Initially, I was rethinking my focus because I have recently become passionate about metabolic syndrome and all the associated diseases associated with it. Having fought weight problems on and off since high school, I knew, in my gut, something was wrong with the calories in-calories out (CICO) model. I knew metabolism was far more complicated than a simple mathematical equation. I knew from my very early biology classes that hormones were being ignored in the CICO approach. I just didn’t know how all the pieces of the puzzle fit together. Until now. Now, I have a better understanding, and I am applying that understanding to my own weight issues, and seeing results.
But I found something out recently. That other patients who are being treated by the same Lyme doc who helped me regain so much of my health, are visiting the EDs in the local area, looking for opioids to treat the pain associated with their illness. And when they bring up this doctor’s name to the MDs in the ED, eyes roll.
Now, I adore this Lyme doc. I think she is brilliant and I hope to learn all I can from her some day. However, I also don’t want to commit professional suicide before my career even takes off by potentially having patients that come to me for help, only to go to the ED looking for opioids, and then have my name associated with that. I do not believe opioids were ever designed to manage chronic pain. There is a law of diminishing returns with opioids, and I would rather focus on the root cause of the pain, fix it, rather than medicate it. To me, that feels like I failed somehow.
Now, this is NOT to discredit the patients who rely on these meds to treat intractable pain. If there are patients out there who manage to have a better quality of life because of them, I think that’s fantastic. But I will not be a practitioner who can manage those cases. I will not finish my education as an MD, and I would need to refer those patients to a doctor with whom I can collaborate with so that their pain is addressed appropriately, by the right professional, while I do what I hope to do to eliminate the root cause — the infection. I feel that pain on that scale would be out of my scope of expertise, and that would be unfair to me and my patient.

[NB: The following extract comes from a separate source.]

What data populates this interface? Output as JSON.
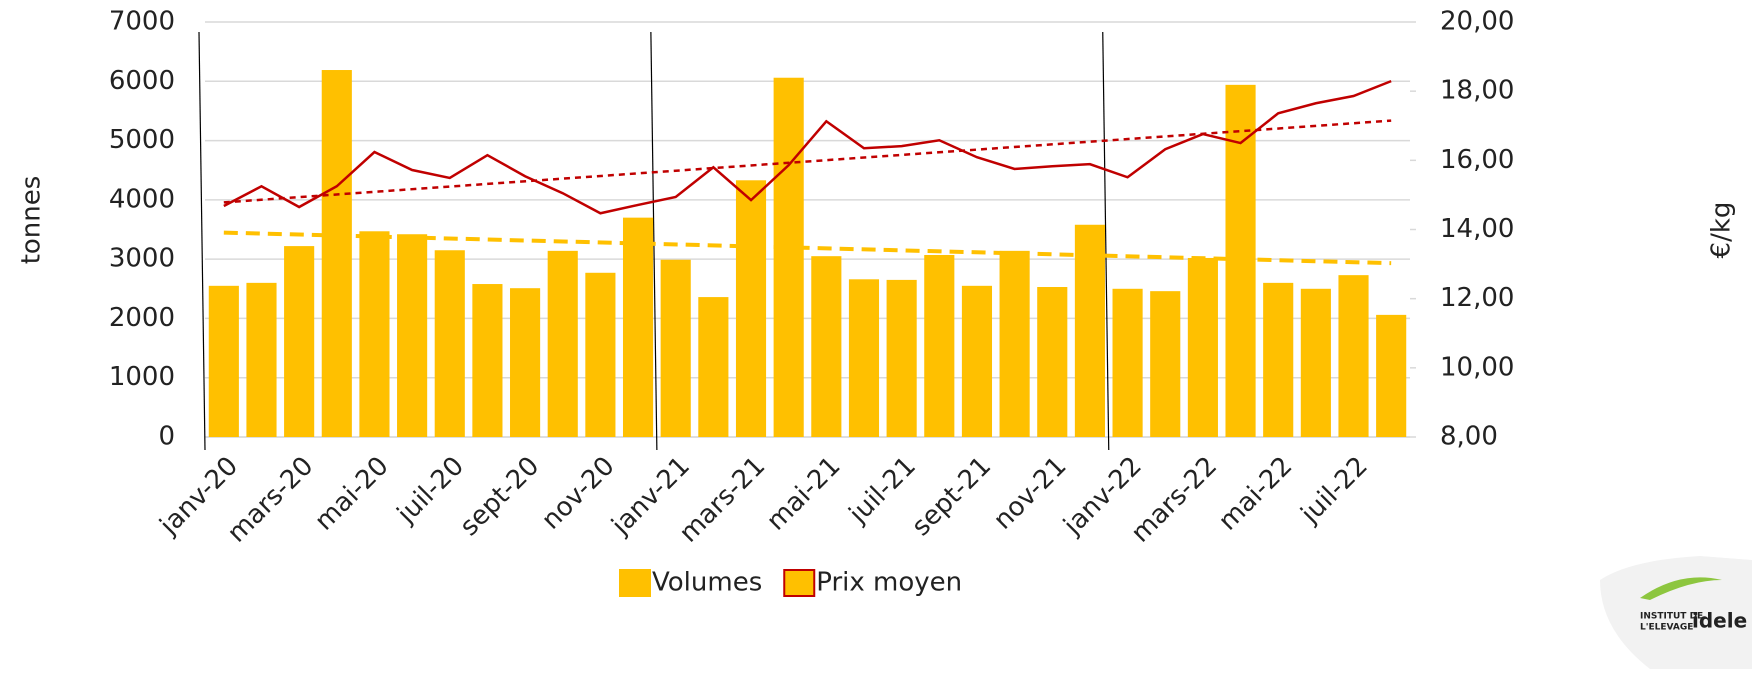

It’s upsetting because these ED docs do not know this Lyme doc like I do. They do not know of all her successes in returning patients to good health. They only know of those who come to the ED, looking for relief from their pain. And I dont want to be known among other professionals in that way either. I dont want eyes to roll when someone mentions my name to another medical professional.
When I first started down this path, I thought I knew my direction. It seems there are a few forks in the road coming my way, and I will need to make a decision on which path to take.